Level 45 (193,996 Credits)
This question is closed.
Answers (11)
  • I had to come to terms that the world would not end if my son failed. I actually went to see a therapist about this because it was stressing me out so much. He did fail biology, and almost failed English. He ended up having to take biology in the summer. Maybe you SS can take the class again in the summer. When he turns 18, unless he goes to college, your SO is probably not financially responsible for him. You might have your SO talk to your SS, and his mother, and tell them this. He will have a hard time making enough money without a high school diploma. If your SS and his mom can decide to not put the effort in to graduate, your SO can decide not to support them.

    musicmaker

    Answer by musicmaker at 11:40 PM on Oct. 3, 2013

  • I also see a lot of "special needs" reasoning in these posts. There are lots of moms here who have children with special needs. From what I've seen, most do not allow that to excuse laziness and purposeful failure.
    Mrs_Prissy

    Answer by Mrs_Prissy at 12:19 PM on Oct. 3, 2013

  • Kids sometimes need to fail.

    Seriously, this need to be firmly in the camp of father and mother. You can be supportive but it's not your battle to wage
    Mrs_Prissy

    Answer by Mrs_Prissy at 12:18 PM on Oct. 3, 2013

  • I think your SO needs to take him by the hand today or tonight & help him do all those assignments by tomorrow. So sorry that he is stressing you. It's a real pain when people don't listen. Hugs :(
    ILovemyPaulie

    Answer by ILovemyPaulie at 12:03 PM on Oct. 3, 2013

  • i would think that if he is doing okay grade wise everywhere else, special needs or not, the teacher knows he is capable but doenst want to do it and has probably told him well before now these are due tomorrow.

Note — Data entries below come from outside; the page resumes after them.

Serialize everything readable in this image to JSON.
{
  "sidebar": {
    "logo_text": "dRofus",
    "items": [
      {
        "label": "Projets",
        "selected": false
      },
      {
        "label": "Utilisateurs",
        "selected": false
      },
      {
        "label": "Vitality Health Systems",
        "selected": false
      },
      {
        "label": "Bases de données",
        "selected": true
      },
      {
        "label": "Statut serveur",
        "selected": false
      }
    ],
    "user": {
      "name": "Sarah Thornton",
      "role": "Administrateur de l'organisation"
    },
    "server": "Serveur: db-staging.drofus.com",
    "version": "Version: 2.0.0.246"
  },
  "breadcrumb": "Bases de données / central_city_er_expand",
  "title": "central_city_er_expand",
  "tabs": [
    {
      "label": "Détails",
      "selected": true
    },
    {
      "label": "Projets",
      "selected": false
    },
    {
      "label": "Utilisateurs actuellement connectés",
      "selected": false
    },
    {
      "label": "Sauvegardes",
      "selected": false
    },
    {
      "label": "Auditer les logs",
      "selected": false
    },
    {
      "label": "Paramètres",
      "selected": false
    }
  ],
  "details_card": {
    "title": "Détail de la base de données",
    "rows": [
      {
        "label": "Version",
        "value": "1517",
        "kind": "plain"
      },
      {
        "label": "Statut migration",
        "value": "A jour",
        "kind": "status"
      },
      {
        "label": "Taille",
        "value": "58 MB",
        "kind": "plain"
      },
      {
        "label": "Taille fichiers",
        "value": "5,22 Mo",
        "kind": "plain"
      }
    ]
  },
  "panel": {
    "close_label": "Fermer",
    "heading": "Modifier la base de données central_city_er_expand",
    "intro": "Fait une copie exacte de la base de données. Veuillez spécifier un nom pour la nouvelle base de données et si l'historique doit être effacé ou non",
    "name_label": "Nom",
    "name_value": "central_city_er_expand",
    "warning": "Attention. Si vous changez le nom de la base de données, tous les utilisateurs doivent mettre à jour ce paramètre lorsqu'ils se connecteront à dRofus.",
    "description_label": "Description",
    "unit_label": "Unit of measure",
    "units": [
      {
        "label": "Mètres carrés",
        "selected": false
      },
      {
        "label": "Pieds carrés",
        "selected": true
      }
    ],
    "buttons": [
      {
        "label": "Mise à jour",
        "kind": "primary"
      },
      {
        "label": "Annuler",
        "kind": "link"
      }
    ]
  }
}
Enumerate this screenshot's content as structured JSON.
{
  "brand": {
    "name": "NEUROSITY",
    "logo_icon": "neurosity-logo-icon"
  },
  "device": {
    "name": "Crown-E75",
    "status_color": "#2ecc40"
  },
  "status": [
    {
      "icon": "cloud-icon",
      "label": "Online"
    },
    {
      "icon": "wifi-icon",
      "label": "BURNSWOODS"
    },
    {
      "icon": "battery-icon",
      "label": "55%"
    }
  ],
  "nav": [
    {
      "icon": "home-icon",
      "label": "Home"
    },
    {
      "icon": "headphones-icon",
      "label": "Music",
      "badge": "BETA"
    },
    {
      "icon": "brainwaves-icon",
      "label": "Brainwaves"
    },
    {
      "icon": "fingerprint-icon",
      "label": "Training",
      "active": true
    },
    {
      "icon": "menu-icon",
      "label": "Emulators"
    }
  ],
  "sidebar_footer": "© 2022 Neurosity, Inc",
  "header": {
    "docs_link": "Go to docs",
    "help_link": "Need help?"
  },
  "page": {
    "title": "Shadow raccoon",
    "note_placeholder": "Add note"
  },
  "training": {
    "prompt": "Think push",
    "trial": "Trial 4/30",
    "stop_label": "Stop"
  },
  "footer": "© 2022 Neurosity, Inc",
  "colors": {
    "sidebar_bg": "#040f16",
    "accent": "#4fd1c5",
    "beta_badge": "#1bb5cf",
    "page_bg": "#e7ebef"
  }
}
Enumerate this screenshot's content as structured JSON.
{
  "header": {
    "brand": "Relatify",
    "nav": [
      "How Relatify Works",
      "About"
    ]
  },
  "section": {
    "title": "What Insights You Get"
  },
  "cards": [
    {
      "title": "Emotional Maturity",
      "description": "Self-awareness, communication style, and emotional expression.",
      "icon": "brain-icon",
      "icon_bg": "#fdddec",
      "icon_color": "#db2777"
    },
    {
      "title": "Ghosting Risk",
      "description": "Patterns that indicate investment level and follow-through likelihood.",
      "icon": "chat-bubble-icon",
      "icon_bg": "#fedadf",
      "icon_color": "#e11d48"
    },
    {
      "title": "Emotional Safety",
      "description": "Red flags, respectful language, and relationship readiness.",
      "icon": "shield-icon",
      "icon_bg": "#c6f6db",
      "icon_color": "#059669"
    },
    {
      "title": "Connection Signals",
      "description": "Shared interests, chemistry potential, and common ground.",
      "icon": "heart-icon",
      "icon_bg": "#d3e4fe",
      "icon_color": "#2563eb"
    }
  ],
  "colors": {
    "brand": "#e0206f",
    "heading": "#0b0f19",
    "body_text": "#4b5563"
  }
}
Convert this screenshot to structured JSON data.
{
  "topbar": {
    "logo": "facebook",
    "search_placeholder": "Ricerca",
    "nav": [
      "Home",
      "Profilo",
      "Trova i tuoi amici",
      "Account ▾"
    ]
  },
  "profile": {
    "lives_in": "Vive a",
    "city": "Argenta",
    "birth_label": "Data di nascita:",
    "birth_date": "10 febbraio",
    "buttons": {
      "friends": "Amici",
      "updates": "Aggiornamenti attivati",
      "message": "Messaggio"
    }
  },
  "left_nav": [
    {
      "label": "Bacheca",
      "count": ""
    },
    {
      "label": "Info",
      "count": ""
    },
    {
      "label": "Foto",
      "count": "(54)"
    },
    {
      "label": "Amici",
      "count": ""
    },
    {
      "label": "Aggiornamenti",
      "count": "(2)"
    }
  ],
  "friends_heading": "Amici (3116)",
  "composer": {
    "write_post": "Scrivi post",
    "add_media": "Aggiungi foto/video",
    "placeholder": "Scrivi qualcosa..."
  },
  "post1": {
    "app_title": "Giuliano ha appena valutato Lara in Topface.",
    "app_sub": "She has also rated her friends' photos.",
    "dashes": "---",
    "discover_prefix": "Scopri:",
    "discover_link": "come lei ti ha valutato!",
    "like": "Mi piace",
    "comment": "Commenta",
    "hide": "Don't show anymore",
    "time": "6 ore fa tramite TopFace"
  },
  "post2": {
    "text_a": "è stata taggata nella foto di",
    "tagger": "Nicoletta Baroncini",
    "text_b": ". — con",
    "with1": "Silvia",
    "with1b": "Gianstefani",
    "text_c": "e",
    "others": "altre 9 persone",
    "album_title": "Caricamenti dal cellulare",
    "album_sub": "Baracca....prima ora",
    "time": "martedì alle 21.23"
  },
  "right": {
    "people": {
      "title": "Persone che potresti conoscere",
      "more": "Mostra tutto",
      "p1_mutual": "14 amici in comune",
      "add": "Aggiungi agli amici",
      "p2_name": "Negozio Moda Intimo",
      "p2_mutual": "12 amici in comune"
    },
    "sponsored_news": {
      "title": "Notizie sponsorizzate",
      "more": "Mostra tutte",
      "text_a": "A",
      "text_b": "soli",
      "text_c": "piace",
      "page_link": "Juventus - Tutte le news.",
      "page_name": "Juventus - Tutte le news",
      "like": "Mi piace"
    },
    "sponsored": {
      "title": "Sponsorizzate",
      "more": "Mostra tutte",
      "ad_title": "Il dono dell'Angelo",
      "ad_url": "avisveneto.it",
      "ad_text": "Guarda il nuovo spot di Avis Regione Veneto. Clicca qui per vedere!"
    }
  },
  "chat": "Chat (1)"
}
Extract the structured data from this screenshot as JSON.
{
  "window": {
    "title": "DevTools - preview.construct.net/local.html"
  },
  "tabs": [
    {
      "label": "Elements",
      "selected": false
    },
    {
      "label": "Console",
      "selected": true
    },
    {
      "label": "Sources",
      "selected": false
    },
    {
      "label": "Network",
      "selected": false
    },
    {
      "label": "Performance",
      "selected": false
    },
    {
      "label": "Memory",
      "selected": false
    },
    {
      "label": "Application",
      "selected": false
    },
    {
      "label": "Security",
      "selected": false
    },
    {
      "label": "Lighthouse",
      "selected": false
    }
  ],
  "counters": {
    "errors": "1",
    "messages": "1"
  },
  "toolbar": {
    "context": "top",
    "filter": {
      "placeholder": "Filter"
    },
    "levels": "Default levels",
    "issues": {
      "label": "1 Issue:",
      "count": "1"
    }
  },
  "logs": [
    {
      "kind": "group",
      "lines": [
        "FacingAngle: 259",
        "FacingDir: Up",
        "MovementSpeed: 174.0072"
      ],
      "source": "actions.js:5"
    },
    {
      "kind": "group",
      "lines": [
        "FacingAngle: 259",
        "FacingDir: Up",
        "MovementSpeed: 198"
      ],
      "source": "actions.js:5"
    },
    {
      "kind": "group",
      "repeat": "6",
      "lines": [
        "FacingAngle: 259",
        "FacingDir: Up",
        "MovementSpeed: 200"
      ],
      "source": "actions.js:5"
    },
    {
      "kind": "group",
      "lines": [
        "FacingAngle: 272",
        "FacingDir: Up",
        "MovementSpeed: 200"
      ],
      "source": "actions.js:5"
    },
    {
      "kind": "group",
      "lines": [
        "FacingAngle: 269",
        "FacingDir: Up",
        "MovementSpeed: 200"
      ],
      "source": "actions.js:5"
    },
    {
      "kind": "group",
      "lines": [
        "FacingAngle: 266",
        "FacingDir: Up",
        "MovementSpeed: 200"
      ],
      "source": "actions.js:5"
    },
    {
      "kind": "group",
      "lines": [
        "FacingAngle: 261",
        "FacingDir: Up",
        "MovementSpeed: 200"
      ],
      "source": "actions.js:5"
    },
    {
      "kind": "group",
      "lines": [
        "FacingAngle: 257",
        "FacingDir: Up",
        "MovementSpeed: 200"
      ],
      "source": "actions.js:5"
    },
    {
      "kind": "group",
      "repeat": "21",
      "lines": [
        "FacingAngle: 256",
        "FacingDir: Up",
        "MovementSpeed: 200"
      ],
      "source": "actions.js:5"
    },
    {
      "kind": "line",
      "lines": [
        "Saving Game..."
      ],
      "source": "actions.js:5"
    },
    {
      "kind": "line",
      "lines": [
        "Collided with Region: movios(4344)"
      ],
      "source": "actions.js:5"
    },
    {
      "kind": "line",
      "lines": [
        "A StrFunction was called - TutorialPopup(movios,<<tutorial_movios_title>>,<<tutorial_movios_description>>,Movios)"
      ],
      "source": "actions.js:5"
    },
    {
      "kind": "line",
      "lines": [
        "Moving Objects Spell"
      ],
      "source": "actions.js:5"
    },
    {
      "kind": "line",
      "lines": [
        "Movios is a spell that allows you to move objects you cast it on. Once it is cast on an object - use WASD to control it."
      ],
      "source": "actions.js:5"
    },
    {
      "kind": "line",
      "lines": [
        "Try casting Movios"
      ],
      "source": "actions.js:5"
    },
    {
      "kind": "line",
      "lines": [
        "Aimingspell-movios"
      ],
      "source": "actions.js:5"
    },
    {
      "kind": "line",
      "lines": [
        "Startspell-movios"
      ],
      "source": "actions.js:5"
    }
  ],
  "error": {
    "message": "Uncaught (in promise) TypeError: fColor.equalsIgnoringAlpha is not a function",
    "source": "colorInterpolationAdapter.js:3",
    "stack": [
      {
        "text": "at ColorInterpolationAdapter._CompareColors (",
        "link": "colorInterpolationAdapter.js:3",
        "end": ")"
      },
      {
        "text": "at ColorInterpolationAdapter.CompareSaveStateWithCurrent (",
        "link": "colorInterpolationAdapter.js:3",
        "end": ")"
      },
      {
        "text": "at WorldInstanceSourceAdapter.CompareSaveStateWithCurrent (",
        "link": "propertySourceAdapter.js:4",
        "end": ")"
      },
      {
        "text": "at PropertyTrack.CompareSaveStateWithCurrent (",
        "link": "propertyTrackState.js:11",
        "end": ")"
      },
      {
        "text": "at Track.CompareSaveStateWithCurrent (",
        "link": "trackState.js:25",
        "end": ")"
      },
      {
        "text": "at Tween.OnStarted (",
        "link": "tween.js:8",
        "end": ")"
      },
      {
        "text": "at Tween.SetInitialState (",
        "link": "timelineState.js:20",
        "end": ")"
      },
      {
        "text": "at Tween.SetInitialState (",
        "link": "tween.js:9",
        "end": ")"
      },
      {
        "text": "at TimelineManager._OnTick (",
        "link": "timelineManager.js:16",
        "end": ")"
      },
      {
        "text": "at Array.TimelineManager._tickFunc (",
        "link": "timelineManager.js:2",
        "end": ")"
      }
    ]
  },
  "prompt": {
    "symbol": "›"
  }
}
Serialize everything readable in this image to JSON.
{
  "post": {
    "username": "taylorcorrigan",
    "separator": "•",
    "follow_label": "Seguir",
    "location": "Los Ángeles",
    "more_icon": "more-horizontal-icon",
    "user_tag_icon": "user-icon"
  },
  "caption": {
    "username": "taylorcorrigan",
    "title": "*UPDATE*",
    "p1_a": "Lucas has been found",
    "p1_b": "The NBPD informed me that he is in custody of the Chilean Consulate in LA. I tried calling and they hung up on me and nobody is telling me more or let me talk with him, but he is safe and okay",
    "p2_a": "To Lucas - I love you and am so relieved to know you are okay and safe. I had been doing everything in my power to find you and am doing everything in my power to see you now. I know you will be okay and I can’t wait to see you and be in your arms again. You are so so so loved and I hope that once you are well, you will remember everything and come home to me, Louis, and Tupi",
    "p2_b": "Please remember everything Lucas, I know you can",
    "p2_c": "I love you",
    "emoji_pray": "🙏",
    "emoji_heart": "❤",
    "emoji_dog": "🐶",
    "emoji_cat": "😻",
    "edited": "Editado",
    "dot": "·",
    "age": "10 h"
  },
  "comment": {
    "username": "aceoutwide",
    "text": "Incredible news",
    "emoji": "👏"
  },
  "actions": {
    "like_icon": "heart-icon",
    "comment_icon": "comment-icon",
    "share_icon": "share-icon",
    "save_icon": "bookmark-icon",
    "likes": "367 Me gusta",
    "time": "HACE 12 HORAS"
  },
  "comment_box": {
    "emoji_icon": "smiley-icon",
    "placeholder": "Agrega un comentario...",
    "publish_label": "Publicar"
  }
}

    Tell him to do it or fail, his choice. I think from what ou describe he is very capabpe of understanding the consequences.
    luvmygrandgirl

    Answer by luvmygrandgirl at 12:13 PM on Oct. 3, 2013

  • Doesn't it hurt sometimes when you seem to be the only one that cares?

    As hard as it is to hear this, it's looking like it's time to just let the kid fall on his face. You've done all you can to help and encourage him while his parents could have done more. We as parents hate to see our children fail, but sometimes that's the only way they learn. I second the no job thing if he's failing classes.

    ((((((((((Ballad)))))))))) This is a tough time. (by the way, all the parentheses around your name are a visual hug, since I can't give you one in person)
    Rosehawk

    Answer by Rosehawk at 1:46 PM on Oct. 3, 2013

  • What he really needs to understand that without a diploma, he most likely won't get a job. In the state I live in, no Diploma equals no job!
    Boys are irritatingly frustrating especially at his age because, HE KNOWS IT ALL!

    Let him fail and tell your SO that his son will have to go to the Community College to get the credit he needs to get his diploma in the summer.
    Not fair to you because your already spending money for his education, and spending extra money for summer school is unfair to everyone.
    Your SS, is being disrespectful to his parents and you, and maybe if he was told how much this hurts to see him give up, maybe he'll at least think about the remainder of school.
    KTElite

    Answer by KTElite at 12:02 AM on Oct. 4, 2013

  • I meant to say for them to go to the Library & do them too.
    ILovemyPaulie

    Answer by ILovemyPaulie at 12:04 PM on Oct. 3, 2013

  • We were all challenges for our parents. If adults listened more to kids they would know more about what is going on with them.
    virginiamama71

    Answer by virginiamama71 at 1:38 PM on Oct. 3, 2013

  • You can't control the situation, you could offer to help him finish what he needs to do, but your SO, must enforce upon him, that once his party is over, it is done.
    I assume that his mother doesn't want him living with her for the next 30 years? Who knows maybe she does, I have known several mothers who just want the "baby" around until they die.
    Your SO needs to be crystal clear with him, that he gets one chance and that is it. There will be no mooching for money, no help to him, if he can't get off his lazy butt, and do something for himself.